The ideal design is probably having a decompressor implemented as a state machine that is called with a slice of input data and can return back to the caller when it needs more input. But that's a pretty complicated/error prone to implement. When I did it for fdeflate it took significant testing and fuzzing to gain confidence in the implementation.
I've tried to implement a slice-based state machine for the TGA decoder (see test branch https://github.com/mstoeckl/image/commits/slice-tga/), and it doesn't seem that bad.
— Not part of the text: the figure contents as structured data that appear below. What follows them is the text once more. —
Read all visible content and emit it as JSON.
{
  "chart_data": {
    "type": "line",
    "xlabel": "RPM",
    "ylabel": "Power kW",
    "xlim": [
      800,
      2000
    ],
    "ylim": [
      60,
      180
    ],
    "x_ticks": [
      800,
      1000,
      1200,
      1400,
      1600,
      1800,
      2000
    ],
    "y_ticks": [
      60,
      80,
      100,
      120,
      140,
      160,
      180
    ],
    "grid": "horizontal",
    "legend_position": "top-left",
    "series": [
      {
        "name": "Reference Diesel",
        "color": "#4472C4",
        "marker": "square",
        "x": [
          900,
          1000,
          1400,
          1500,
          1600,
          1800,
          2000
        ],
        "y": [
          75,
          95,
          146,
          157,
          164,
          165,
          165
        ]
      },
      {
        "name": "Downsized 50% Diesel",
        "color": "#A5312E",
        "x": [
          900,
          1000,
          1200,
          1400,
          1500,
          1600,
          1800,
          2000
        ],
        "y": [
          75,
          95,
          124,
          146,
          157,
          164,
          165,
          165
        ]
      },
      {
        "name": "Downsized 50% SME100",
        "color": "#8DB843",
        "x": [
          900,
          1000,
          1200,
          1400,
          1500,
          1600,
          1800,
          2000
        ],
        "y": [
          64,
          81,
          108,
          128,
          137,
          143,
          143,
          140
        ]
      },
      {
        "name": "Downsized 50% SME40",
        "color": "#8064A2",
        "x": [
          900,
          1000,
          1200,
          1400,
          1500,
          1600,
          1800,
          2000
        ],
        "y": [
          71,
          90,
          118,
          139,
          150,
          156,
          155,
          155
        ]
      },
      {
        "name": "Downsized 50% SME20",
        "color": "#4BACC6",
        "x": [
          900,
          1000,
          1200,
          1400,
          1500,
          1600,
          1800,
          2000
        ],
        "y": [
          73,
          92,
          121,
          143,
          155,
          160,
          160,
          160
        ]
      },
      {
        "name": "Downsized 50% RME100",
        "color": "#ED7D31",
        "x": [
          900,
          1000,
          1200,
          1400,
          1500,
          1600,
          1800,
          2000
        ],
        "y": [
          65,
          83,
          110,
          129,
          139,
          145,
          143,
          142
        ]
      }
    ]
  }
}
But I am heavily using the fact that the TGA file contains just a single long RLE encoded segment and its RLE format has single byte opcodes (which allow identifying run properties even with BufRead's single byte minimum, and ensures all runs are short enough to copy onto the stack when a reader implementing BufRead doesn't have a large enough buffer).
- slice decoder: https://github.com/mstoeckl/image/blob/7d389bfdd6922d675c7519dc815480813bb61c88/src/codecs/tga/decoder.rs#L80-L173
- buffering logic: https://github.com/mstoeckl/image/blob/7d389bfdd6922d675c7519dc815480813bb61c88/src/codecs/tga/decoder.rs#L436-L526 .)
I haven't tried it, but I think BMP could be handled with a similar slice decoding function, with the only state being the current (x,y) painter position in the image; HDR on the other hand has scanline structure and an old RLE method with 4 byte opcodes, which looks like it requires a somewhat complicated state machine or somewhat complicated code to efficiently run a slice-based decoder with input from BufRead.
Now that we can make breaking changes, it's a good idea to revisit #2468 and make other changes before freezing the API again for a while.